Uyuşmazlıkta; davacı hakkında tanzim edilen soruşturma raporu doğrultusunda Özel Öğrenci Barınma Hizmetleri Yönetmeliği’nin 40/A maddesinin (d)-7 bendi uyarınca “Görevine Son Verilerek 5 Yıl Süreyle Başka Kurumda Çalıştırılmama” cezasının tecziyesine ilişkin Aksaray Valiliği İl Milli Eğitim müdürlüğü işleminin Vali adına Vali yardımcısı tarafından imzalandığı görülmektedir.
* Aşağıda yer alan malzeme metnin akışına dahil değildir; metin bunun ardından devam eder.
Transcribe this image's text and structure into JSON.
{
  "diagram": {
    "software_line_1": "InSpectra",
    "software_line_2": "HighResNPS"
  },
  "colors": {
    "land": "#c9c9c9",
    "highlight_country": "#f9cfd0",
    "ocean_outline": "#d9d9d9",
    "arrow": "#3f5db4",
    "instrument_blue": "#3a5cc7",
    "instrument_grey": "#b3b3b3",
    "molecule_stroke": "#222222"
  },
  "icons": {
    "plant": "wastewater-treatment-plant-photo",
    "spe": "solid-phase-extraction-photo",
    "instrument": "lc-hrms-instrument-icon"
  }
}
Bu durumda; Özel Öğrenci Barınma Hizmetleri Yönetmeliği’nin “Personel Disiplin İşleri” başlıklı 40/A maddesinin dördüncü fıkrasının b bendinde yer alan “görevine son verilerek başka kurumda çalıştırmama cezasının vali tarafından verileceği” kuralı karşısında Vali adına Vali Yardımcısı tarafından tesis edilen tesis edilen işlemde yetki unsuru yönünden hukuka uyarlık bulunmamaktadır.
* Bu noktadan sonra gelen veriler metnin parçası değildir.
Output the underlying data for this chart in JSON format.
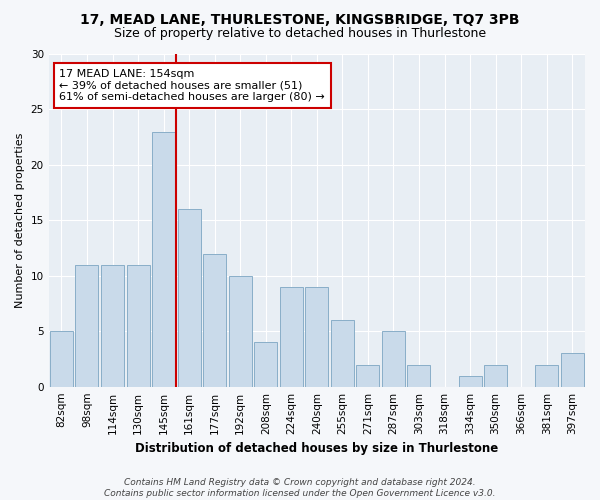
{
  "title_line1": "17, MEAD LANE, THURLESTONE, KINGSBRIDGE, TQ7 3PB",
  "title_line2": "Size of property relative to detached houses in Thurlestone",
  "xlabel": "Distribution of detached houses by size in Thurlestone",
  "ylabel": "Number of detached properties",
  "categories": [
    "82sqm",
    "98sqm",
    "114sqm",
    "130sqm",
    "145sqm",
    "161sqm",
    "177sqm",
    "192sqm",
    "208sqm",
    "224sqm",
    "240sqm",
    "255sqm",
    "271sqm",
    "287sqm",
    "303sqm",
    "318sqm",
    "334sqm",
    "350sqm",
    "366sqm",
    "381sqm",
    "397sqm"
  ],
  "values": [
    5,
    11,
    11,
    11,
    23,
    16,
    12,
    10,
    4,
    9,
    9,
    6,
    2,
    5,
    2,
    0,
    1,
    2,
    0,
    2,
    3
  ],
  "bar_color": "#c9daea",
  "bar_edge_color": "#89aec8",
  "reference_line_color": "#cc0000",
  "annotation_text": "17 MEAD LANE: 154sqm\n← 39% of detached houses are smaller (51)\n61% of semi-detached houses are larger (80) →",
  "annotation_box_facecolor": "#ffffff",
  "annotation_box_edgecolor": "#cc0000",
  "ylim": [
    0,
    30
  ],
  "yticks": [
    0,
    5,
    10,
    15,
    20,
    25,
    30
  ],
  "plot_bg_color": "#e8eef4",
  "fig_bg_color": "#f5f7fa",
  "grid_color": "#ffffff",
  "footer_line1": "Contains HM Land Registry data © Crown copyright and database right 2024.",
  "footer_line2": "Contains public sector information licensed under the Open Government Licence v3.0.",
  "title_fontsize": 10,
  "subtitle_fontsize": 9,
  "xlabel_fontsize": 8.5,
  "ylabel_fontsize": 8,
  "tick_fontsize": 7.5,
  "annotation_fontsize": 8,
  "footer_fontsize": 6.5
}
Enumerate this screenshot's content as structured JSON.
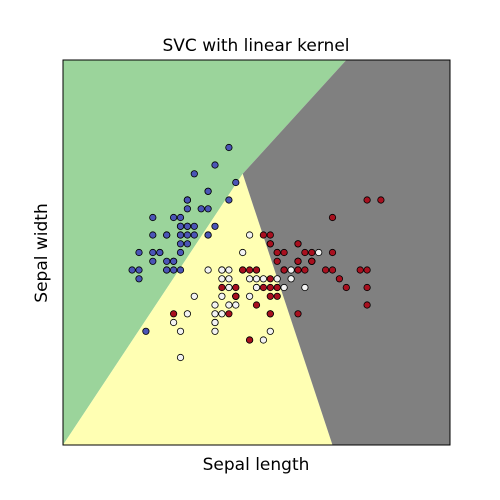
{
  "chart_data": {
    "type": "scatter",
    "title": "SVC with linear kernel",
    "xlabel": "Sepal length",
    "ylabel": "Sepal width",
    "xlim": [
      3.3,
      8.9
    ],
    "ylim": [
      1.0,
      5.4
    ],
    "grid": false,
    "legend": "none",
    "ticks_visible": false,
    "regions": [
      {
        "class": 0,
        "color": "#9bd49b",
        "polygon": [
          [
            3.3,
            1.0
          ],
          [
            3.3,
            5.4
          ],
          [
            7.4,
            5.4
          ],
          [
            5.9,
            4.1
          ]
        ]
      },
      {
        "class": 1,
        "color": "#ffffb3",
        "polygon": [
          [
            3.3,
            1.0
          ],
          [
            5.9,
            4.1
          ],
          [
            7.2,
            1.0
          ]
        ]
      },
      {
        "class": 2,
        "color": "#808080",
        "polygon": [
          [
            7.4,
            5.4
          ],
          [
            8.9,
            5.4
          ],
          [
            8.9,
            1.0
          ],
          [
            7.2,
            1.0
          ],
          [
            5.9,
            4.1
          ]
        ]
      }
    ],
    "series": [
      {
        "class": 0,
        "color": "#4b55b6",
        "points": [
          [
            5.1,
            3.5
          ],
          [
            4.9,
            3.0
          ],
          [
            4.7,
            3.2
          ],
          [
            4.6,
            3.1
          ],
          [
            5.0,
            3.6
          ],
          [
            5.4,
            3.9
          ],
          [
            4.6,
            3.4
          ],
          [
            5.0,
            3.4
          ],
          [
            4.4,
            2.9
          ],
          [
            4.9,
            3.1
          ],
          [
            5.4,
            3.7
          ],
          [
            4.8,
            3.4
          ],
          [
            4.8,
            3.0
          ],
          [
            4.3,
            3.0
          ],
          [
            5.8,
            4.0
          ],
          [
            5.7,
            4.4
          ],
          [
            5.4,
            3.9
          ],
          [
            5.1,
            3.5
          ],
          [
            5.7,
            3.8
          ],
          [
            5.1,
            3.8
          ],
          [
            5.4,
            3.4
          ],
          [
            5.1,
            3.7
          ],
          [
            4.6,
            3.6
          ],
          [
            5.1,
            3.3
          ],
          [
            4.8,
            3.4
          ],
          [
            5.0,
            3.0
          ],
          [
            5.0,
            3.4
          ],
          [
            5.2,
            3.5
          ],
          [
            5.2,
            3.4
          ],
          [
            4.7,
            3.2
          ],
          [
            4.8,
            3.1
          ],
          [
            5.4,
            3.4
          ],
          [
            5.2,
            4.1
          ],
          [
            5.5,
            4.2
          ],
          [
            4.9,
            3.1
          ],
          [
            5.0,
            3.2
          ],
          [
            5.5,
            3.5
          ],
          [
            4.9,
            3.6
          ],
          [
            4.4,
            3.0
          ],
          [
            5.1,
            3.4
          ],
          [
            5.0,
            3.5
          ],
          [
            4.5,
            2.3
          ],
          [
            4.4,
            3.2
          ],
          [
            5.0,
            3.5
          ],
          [
            5.1,
            3.8
          ],
          [
            4.8,
            3.0
          ],
          [
            5.1,
            3.8
          ],
          [
            4.6,
            3.2
          ],
          [
            5.3,
            3.7
          ],
          [
            5.0,
            3.3
          ]
        ]
      },
      {
        "class": 1,
        "color": "#f3f3f3",
        "points": [
          [
            7.0,
            3.2
          ],
          [
            6.4,
            3.2
          ],
          [
            6.9,
            3.1
          ],
          [
            5.5,
            2.3
          ],
          [
            6.5,
            2.8
          ],
          [
            5.7,
            2.8
          ],
          [
            6.3,
            3.3
          ],
          [
            4.9,
            2.4
          ],
          [
            6.6,
            2.9
          ],
          [
            5.2,
            2.7
          ],
          [
            5.0,
            2.0
          ],
          [
            5.9,
            3.0
          ],
          [
            6.0,
            2.2
          ],
          [
            6.1,
            2.9
          ],
          [
            5.6,
            2.9
          ],
          [
            6.7,
            3.1
          ],
          [
            5.6,
            3.0
          ],
          [
            5.8,
            2.7
          ],
          [
            6.2,
            2.2
          ],
          [
            5.6,
            2.5
          ],
          [
            5.9,
            3.2
          ],
          [
            6.1,
            2.8
          ],
          [
            6.3,
            2.5
          ],
          [
            6.1,
            2.8
          ],
          [
            6.4,
            2.9
          ],
          [
            6.6,
            3.0
          ],
          [
            6.8,
            2.8
          ],
          [
            6.7,
            3.0
          ],
          [
            6.0,
            2.9
          ],
          [
            5.7,
            2.6
          ],
          [
            5.5,
            2.4
          ],
          [
            5.5,
            2.4
          ],
          [
            5.8,
            2.7
          ],
          [
            6.0,
            2.7
          ],
          [
            5.4,
            3.0
          ],
          [
            6.0,
            3.4
          ],
          [
            6.7,
            3.1
          ],
          [
            6.3,
            2.3
          ],
          [
            5.6,
            3.0
          ],
          [
            5.5,
            2.5
          ],
          [
            5.5,
            2.6
          ],
          [
            6.1,
            3.0
          ],
          [
            5.8,
            2.6
          ],
          [
            5.0,
            2.3
          ],
          [
            5.6,
            2.7
          ],
          [
            5.7,
            3.0
          ],
          [
            5.7,
            2.9
          ],
          [
            6.2,
            2.9
          ],
          [
            5.1,
            2.5
          ],
          [
            5.7,
            2.8
          ]
        ]
      },
      {
        "class": 2,
        "color": "#a8101f",
        "points": [
          [
            6.3,
            3.3
          ],
          [
            5.8,
            2.7
          ],
          [
            7.1,
            3.0
          ],
          [
            6.3,
            2.9
          ],
          [
            6.5,
            3.0
          ],
          [
            7.6,
            3.0
          ],
          [
            4.9,
            2.5
          ],
          [
            7.3,
            2.9
          ],
          [
            6.7,
            2.5
          ],
          [
            7.2,
            3.6
          ],
          [
            6.5,
            3.2
          ],
          [
            6.4,
            2.7
          ],
          [
            6.8,
            3.0
          ],
          [
            5.7,
            2.5
          ],
          [
            5.8,
            2.8
          ],
          [
            6.4,
            3.2
          ],
          [
            6.5,
            3.0
          ],
          [
            7.7,
            3.8
          ],
          [
            7.7,
            2.6
          ],
          [
            6.0,
            2.2
          ],
          [
            6.9,
            3.2
          ],
          [
            5.6,
            2.8
          ],
          [
            7.7,
            2.8
          ],
          [
            6.3,
            2.7
          ],
          [
            6.7,
            3.3
          ],
          [
            7.2,
            3.2
          ],
          [
            6.2,
            2.8
          ],
          [
            6.1,
            3.0
          ],
          [
            6.4,
            2.8
          ],
          [
            7.2,
            3.0
          ],
          [
            7.4,
            2.8
          ],
          [
            7.9,
            3.8
          ],
          [
            6.4,
            2.8
          ],
          [
            6.3,
            2.8
          ],
          [
            6.1,
            2.6
          ],
          [
            7.7,
            3.0
          ],
          [
            6.3,
            3.4
          ],
          [
            6.4,
            3.1
          ],
          [
            6.0,
            3.0
          ],
          [
            6.9,
            3.1
          ],
          [
            6.7,
            3.1
          ],
          [
            6.9,
            3.1
          ],
          [
            5.8,
            2.7
          ],
          [
            6.8,
            3.2
          ],
          [
            6.7,
            3.3
          ],
          [
            6.7,
            3.0
          ],
          [
            6.3,
            2.5
          ],
          [
            6.5,
            3.0
          ],
          [
            6.2,
            3.4
          ],
          [
            5.9,
            3.0
          ]
        ]
      }
    ]
  }
}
Bu itibarla; yetki yönünden hukuka aykırı olan işlemin esası yönünden değerlendirme yapmak suretiyle verilen Mahkeme kararınına karşı yapılan istinaf kanun yolu başvurusunun reddine ilişkin Bölge İdare Mahkemesi kararında hukuki isabet bulunmamaktadır.

KARAR SONUCU:
Açıklanan nedenlerle;
1. 2577 sayılı Kanun’un 49. maddesine uygun bulunan temyiz isteminin kabulüne,
2. Bölge İdare Mahkemesi … İdari Dava Dairesinin … tarih ve E:…, K:… sayılı kararının BOZULMASINA,
3. Kullanılmayan … TL yürütmeyi durdurma harcının istemi hâlinde davacıya iadesine,
4. Yeniden bir karar verilmek üzere dosyanın yukarıda belirtilen Bölge İdare Mahkemesi İdari Dava Dairesine gönderilmesine,
5. Kesin olarak 21/03/2023 tarihinde oybirliği ile karar verildi.